8. Aangaande hetgeen eiser heeft aangevoerd over het EP is de rechtbank van oordeel dat het ongestoorde genot van het eigendom niet afdoet aan het recht van een Staat maatregelen te treffen om het heffen van belastingen te verzekeren. De Staat heeft hierbij een ruime beoordelingsmarge en bedoelde maatregelen zijn slechts met het EP in strijd als die leiden tot een voor de belastingplichtige buitensporige last. Naar het oordeel van de rechtbank is de overheid, met het uitvaardigen van de in 7 aangehaalde bepalingen, binnen die ruime beoordelingsmarge gebleven. Gelet op de omvang van de belastbare erfrechtelijke verkrijging en de daarover verschuldigde erfbelasting is voorts geen sprake van een voor eiser buitensporige last. Het enkele feit dat in het geval waarin de partnervrijstelling wel van toepassing is minder belasting behoeft te worden betaald, brengt evenmin mee dat de belastingheffing over de verkrijging voor eiser tot een buitensporige last leidt.
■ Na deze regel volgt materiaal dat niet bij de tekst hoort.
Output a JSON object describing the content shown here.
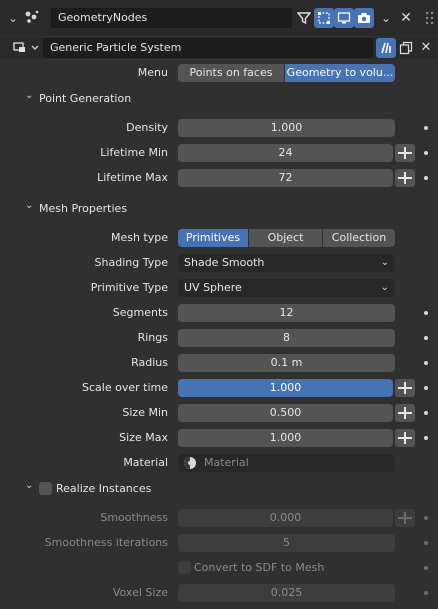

Het beroep van eiser op artikel 1 van het EP faalt daarom. Verder is het de rechter, op grond van artikel 11 van de Wet Algemene Bepalingen, niet toegestaan de innerlijke waarde en de billijkheid van de wet te toetsen. Hetgeen eiser daaromtrent in het beroepschrift aanvoert faalt daarom ook.
9. Voor zover de door eiser aangevoerde beroepsgronden moeten worden opgevat als een beroep op de hardheidsclausule en voor zover die beroepsgronden zijn gericht tegen hetgeen verweerder daarover in het geding heeft aangevoerd, overweegt de rechtbank dat toepassing van de hardheidsclausule is voorbehouden aan de Minister van Financiën. Verweerder is daartoe niet bevoegd en ook de opvatting van verweerder, dat een beroep op de hardheidsclausule in dit geval geen kans van slagen zou hebben, is, anders dan eiser kennelijk meent, voor het in rechte afdoen van deze zaak niet van belang. De aan de Minister voorbehouden bevoegdheid heeft ook tot gevolg dat voor de bestuursrechter, in het bijzonder de belastingrechter, niet met vrucht een beroep een beroep op de hardheidsclausule kan worden gedaan.
10. Gelet op het vorenstaande is het beroep ongegrond verklaard.
11. Voor een proceskostenveroordeling bestaat geen aanleiding.
Deze uitspraak is gedaan door mr. E.E. Schotte, rechter, in aanwezigheid van H. van Lingen, griffier. De beslissing is in het openbaar uitgesproken op 18 juni 2015.